The evaluation of the pediatric patient with a limp or refusal to walk or the adult patient with hip pain requires a consideration of septic joint. The clinical exam is not adequately sensitive to rule out this diagnosis, even when coupled with serum biomarkers for inflammation.1,2 Plain films are insensitive for effusion (26%-55%), and comprehensive diagnostic imaging with ultrasound or MRI in the radiology department is often unavailable after business hours.1,3 Even in cases of high clinical suspicion without definitive radiologic imaging, hip arthrocentesis is often performed by consultative services (orthopedic surgery and/or interventional radiology), often delaying time to diagnosis. With the integration of bedside ultrasound into clinical emergency medicine practice, the diagnosis of a hip effusion and subsequent arthrocentesis can be performed at the bedside, reducing diagnostic delay and in turn patient morbidity.2,4
Explore This IssueACEP News: Vol 31 – No 06 – June 2012
Ultrasound-guided hip arthrocentesis was first described in the emergency medicine literature in 1999.5 Since then several articles (adult and pediatric) have detailed cases of EPs accurately identifying hip effusions and safely performing ultrasound-guided arthrocentesis.6-8 Though the reported series are small, these reports have led a growing number of clinicians to incorporate bedside ultrasound into the evaluation of the painful hip.1,9 Familiarity with basic ultrasound skills and comfort with in-plane needle technique is needed to allow the EP to confidently diagnose and aspirate effusions of the hip.

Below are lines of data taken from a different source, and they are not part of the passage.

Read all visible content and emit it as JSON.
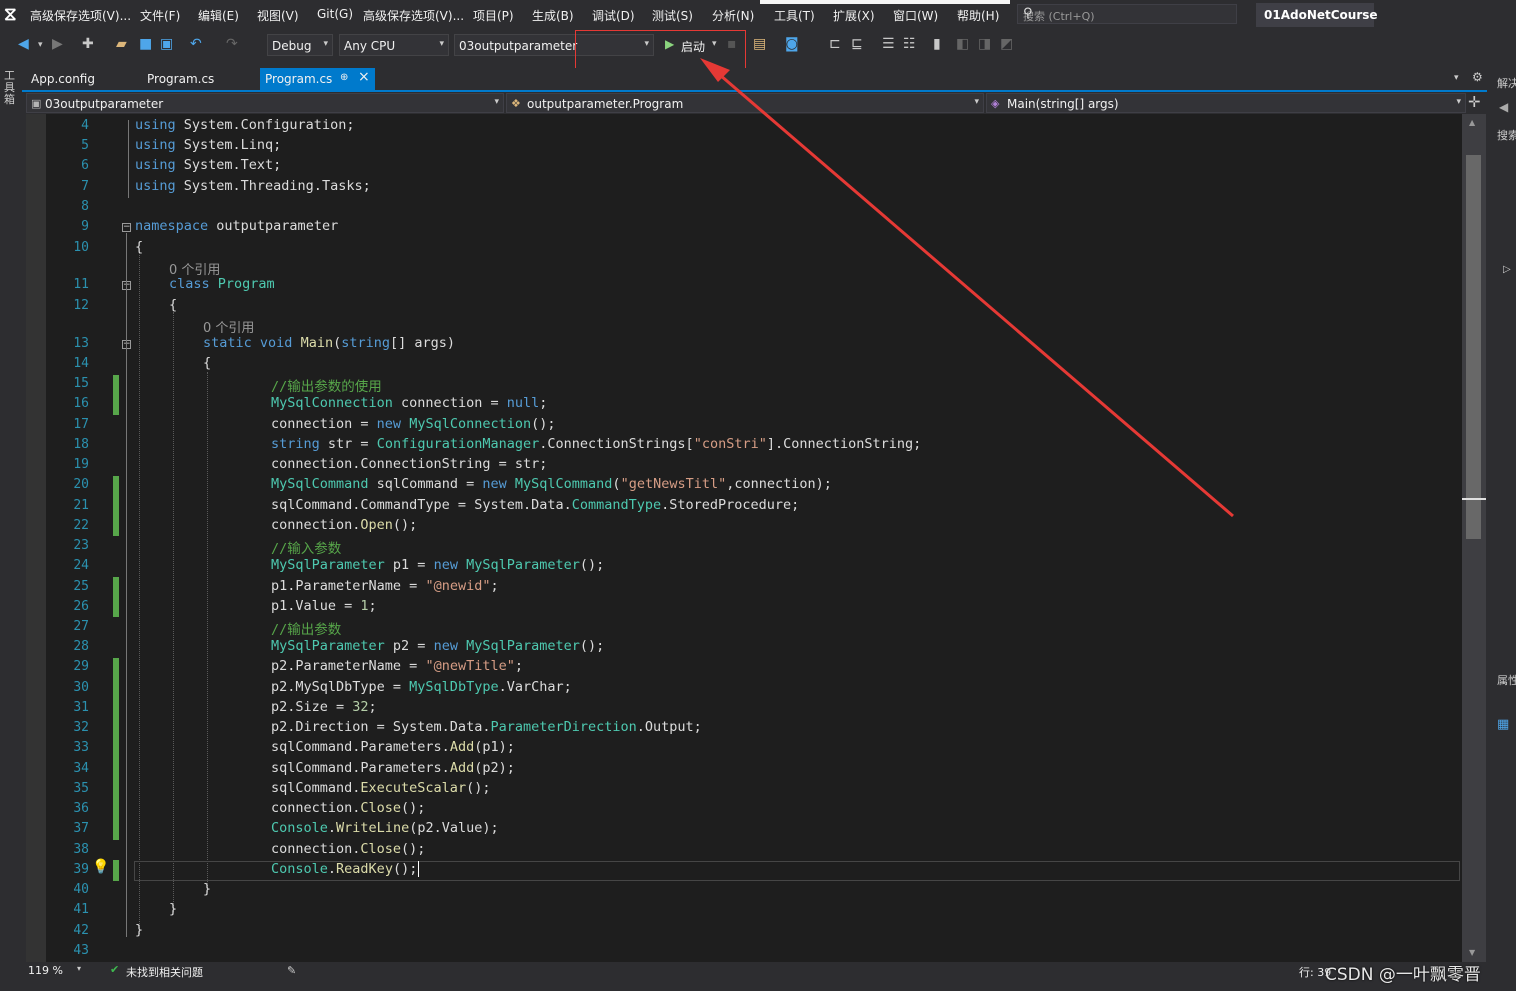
{
  "menu": {
    "items": [
      "高级保存选项(V)...",
      "文件(F)",
      "编辑(E)",
      "视图(V)",
      "Git(G)",
      "高级保存选项(V)...",
      "项目(P)",
      "生成(B)",
      "调试(D)",
      "测试(S)",
      "分析(N)",
      "工具(T)",
      "扩展(X)",
      "窗口(W)",
      "帮助(H)"
    ],
    "search_placeholder": "搜索 (Ctrl+Q)",
    "solution_name": "01AdoNetCourse"
  },
  "toolbar": {
    "config": "Debug",
    "platform": "Any CPU",
    "startup_project": "03outputparameter",
    "start_label": "启动"
  },
  "tabs": [
    {
      "label": "App.config"
    },
    {
      "label": "Program.cs"
    },
    {
      "label": "Program.cs",
      "pin": "⊕",
      "close": "×"
    }
  ],
  "navbar": {
    "project": "03outputparameter",
    "class": "outputparameter.Program",
    "member": "Main(string[] args)"
  },
  "left_strip_label": "工具箱",
  "right_panel": {
    "top": "解决",
    "search": "搜索",
    "props": "属性"
  },
  "code": {
    "line_numbers": [
      "4",
      "5",
      "6",
      "7",
      "8",
      "9",
      "10",
      "11",
      "12",
      "13",
      "14",
      "15",
      "16",
      "17",
      "18",
      "19",
      "20",
      "21",
      "22",
      "23",
      "24",
      "25",
      "26",
      "27",
      "28",
      "29",
      "30",
      "31",
      "32",
      "33",
      "34",
      "35",
      "36",
      "37",
      "38",
      "39",
      "40",
      "41",
      "42",
      "43"
    ],
    "codelens": [
      "0 个引用",
      "0 个引用"
    ]
  },
  "status": {
    "zoom": "119 %",
    "issues": "未找到相关问题",
    "position": "行: 39",
    "watermark": "CSDN @一叶飘零晋"
  },
  "colors": {
    "accent": "#007acc",
    "keyword": "#569cd6",
    "type": "#4ec9b0",
    "string": "#d69d85",
    "comment": "#57a64a",
    "annotation": "#e53935"
  }
}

Hip Effusion Identification by Bedside Ultrasound
For adults, we recommend using a large-footprint curved-array transducer (5-2 MHz). In the pediatric patient, a high-frequency linear-array transducer (13-6 MHz) will be ideal secondary to the shallow depth of the hip structures. The patient should be supine with the knee slightly flexed and hip mildly internally rotated to encourage any fluid collection to move anteriorly. We recommend starting with the nonaffected hip to allow for comparative studies.
Palpate the femoral artery, and place the transducer (probe marker facing to the patient’s right) in a parallel plane to the inguinal ligament, so that the vessels are visualized (Fig. 1). EPs who perform bedside ultrasound for the detection of deep vein thrombosis or ultrasound-guided femoral vein cannulation should be familiar with the ultrasound anatomy at the level of the femoral vessels. Given the increased field of view associated with the low-frequency curvilinear transducer, the operator should reduce the depth on the ultrasound screen to better visualize the femoral vessels. Slowly slide the ultrasound probe laterally until the hyperechoic femoral neck is noted – in thin patients, the probe may have to be moved only a few centimeters. Rotate the ultrasound probe in a clockwise manner until the probe marker points to the umbilicus. The probe should be positioned in the same plane as the femoral neck (parasagittal), with the operator stabilizing the probe with the dominant hand (Fig. 2). The important landmarks to visualize include the femoral head and neck, acetabulum, iliofemoral ligament, and anterior synovial recess as shown (Fig. 3). An effusion is noted by the presence of an anechoic/hypoechoic fluid collection under the iliofemoral ligament, in the anterior synovial recess (Fig. 4).